I am running an Amazon like S3a endpoint (i.e. not within AWS) and while I can run "hadoop fs" and "distcp" successfully, it seems as though HIVE completely ignores the endpoint. I made the s3a settings in core-site.xml and i've tried in hdfs-site.xml with no luck.
Specifically i'm using the horton sandbox download, so i'm not sure if it's an issue with that.
Has anyone got suggestions on where to look?
Please see these articles which describe how to use Hive and S3. Also - the HDC (Hortonworks Data Cloud) offering with Amazon includes more advanced S3 connectivity capability
"HDC and S3":
"Using AWS S3 as the Hive warehouse":
Thank you, very useful links for when I get the target working. Right now I have a more basic issue in that it's not honoring the s3a endpoint in the core-site. As I mentioned, distcp and hadoop fs are finding my s3a endpoint but HIVE is ignoring it. I tried editing the endpoint into hive-core but ambari said the field was already defined elsewhere, i.e. core.

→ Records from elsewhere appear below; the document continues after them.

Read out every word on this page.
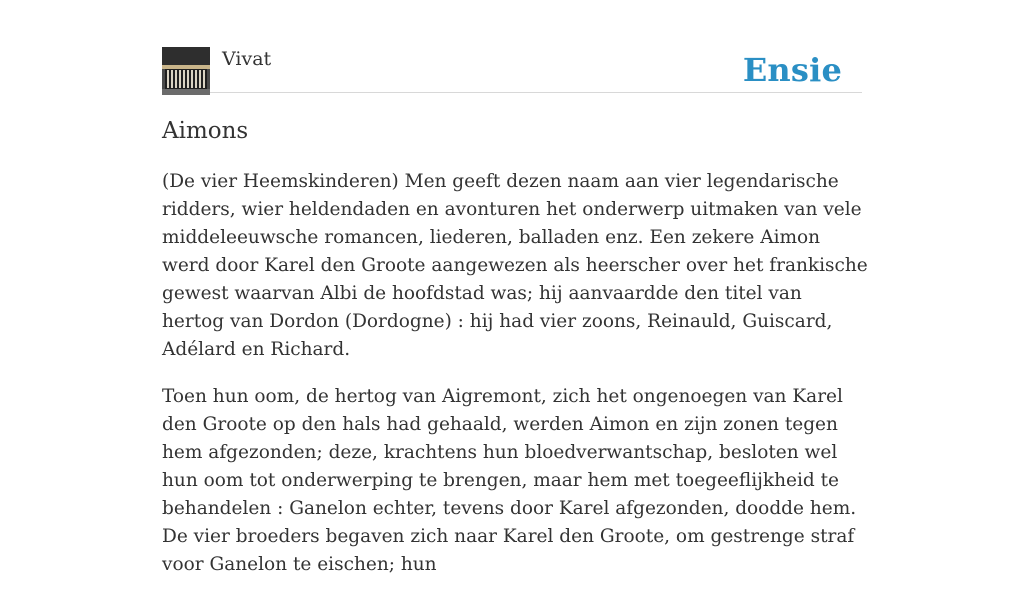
Vivat	Ensie
Aimons

(De vier Heemskinderen) Men geeft dezen naam aan vier legendarische ridders, wier heldendaden en avonturen het onderwerp uitmaken van vele middeleeuwsche romancen, liederen, balladen enz. Een zekere Aimon werd door Karel den Groote aangewezen als heerscher over het frankische gewest waarvan Albi de hoofdstad was; hij aanvaardde den titel van hertog van Dordon (Dordogne) : hij had vier zoons, Reinauld, Guiscard, Adélard en Richard.

Toen hun oom, de hertog van Aigremont, zich het ongenoegen van Karel den Groote op den hals had gehaald, werden Aimon en zijn zonen tegen hem afgezonden; deze, krachtens hun bloedverwantschap, besloten wel hun oom tot onderwerping te brengen, maar hem met toegeeflijkheid te behandelen : Ganelon echter, tevens door Karel afgezonden, doodde hem. De vier broeders begaven zich naar Karel den Groote, om gestrenge straf voor Ganelon te eischen; hun
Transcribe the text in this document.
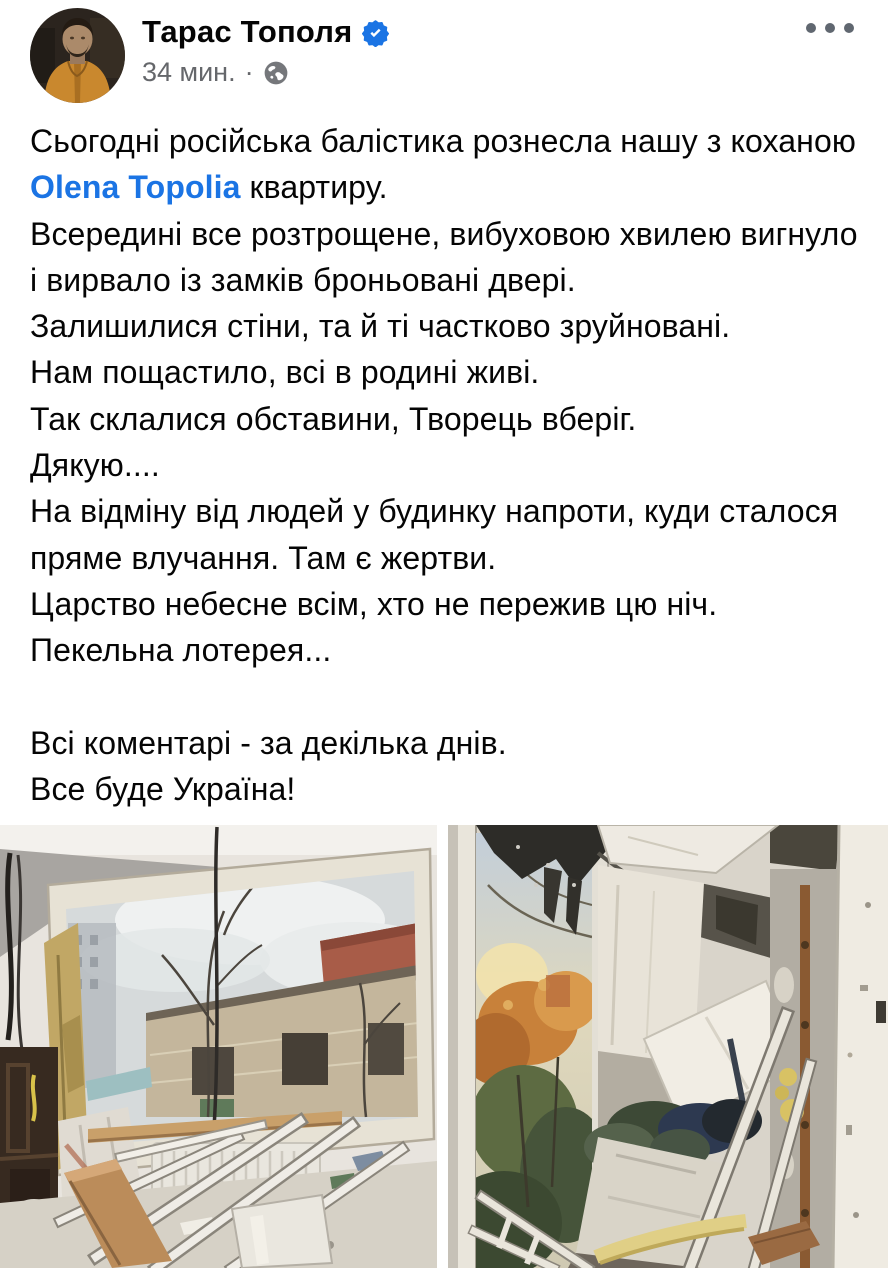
Тарас Тополя
34 мин. ·

Сьогодні російська балістика рознесла нашу з коханою Olena Topolia квартиру.

Всередині все розтрощене, вибуховою хвилею вигнуло і вирвало із замків броньовані двері.

Залишилися стіни, та й ті частково зруйновані.

Нам пощастило, всі в родині живі.

Так склалися обставини, Творець вберіг.

Дякую....

На відміну від людей у будинку напроти, куди сталося пряме влучання. Там є жертви.

Царство небесне всім, хто не пережив цю ніч.

Пекельна лотерея...

Всі коментарі - за декілька днів.

Все буде Україна!
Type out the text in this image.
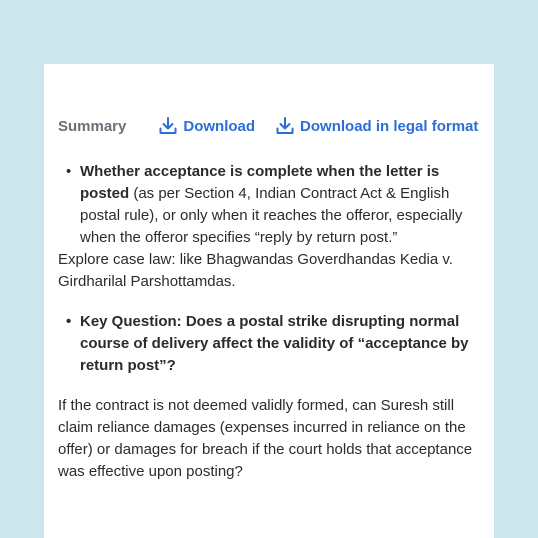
Summary	Download	Download in legal format
• Whether acceptance is complete when the letter is posted (as per Section 4, Indian Contract Act & English postal rule), or only when it reaches the offeror, especially when the offeror specifies “reply by return post.”

Explore case law: like Bhagwandas Goverdhandas Kedia v. Girdharilal Parshottamdas.

• Key Question: Does a postal strike disrupting normal course of delivery affect the validity of “acceptance by return post”?

If the contract is not deemed validly formed, can Suresh still claim reliance damages (expenses incurred in reliance on the offer) or damages for breach if the court holds that acceptance was effective upon posting?
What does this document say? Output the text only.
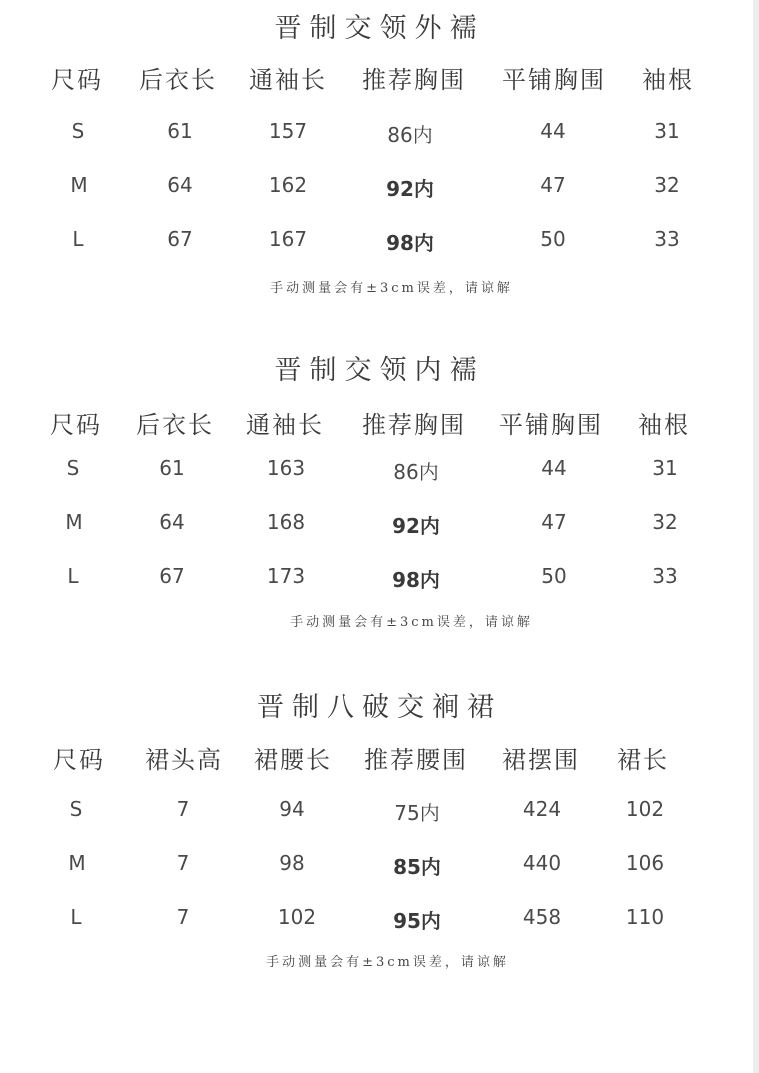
晋制交领外襦
尺码 后衣长 通袖长 推荐胸围 平铺胸围 袖根
S	61	157	86内	44	31
M	64	162	92内	47	32
L	67	167	98内	50	33
手动测量会有±3cm误差，请谅解
晋制交领内襦
尺码 后衣长 通袖长 推荐胸围 平铺胸围 袖根
S	61	163	86内	44	31
M	64	168	92内	47	32
L	67	173	98内	50	33
手动测量会有±3cm误差，请谅解
晋制八破交裥裙
尺码 裙头高 裙腰长 推荐腰围 裙摆围 裙长
S	7	94	75内	424	102
M	7	98	85内	440	106
L	7	102	95内	458	110
手动测量会有±3cm误差，请谅解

Any further thoughts to make hive wake up?
Above issue is observed cause of https://issues.apache.org/jira/browse/HIVE-20386. Refer bug for more details.
As a workaround you can try below methods :
Method 1 : Set below config in core-site.xml
fs.s3a.bucket.<bucket_name>.security.credential.provider.path =<jceks_file_path> #Replace <bucket_name> and <jceks_file_path> accordingly.
Method 2 : Set below configs in core-site.xml
fs.s3a.bucket.<bucket_name>.access.key =<s3a access key> fs.s3a.bucket.<bucket_name>.secret.key =<s3a secret key> #Replace <bucket_name> accordingly.
Let us know if the resolution works.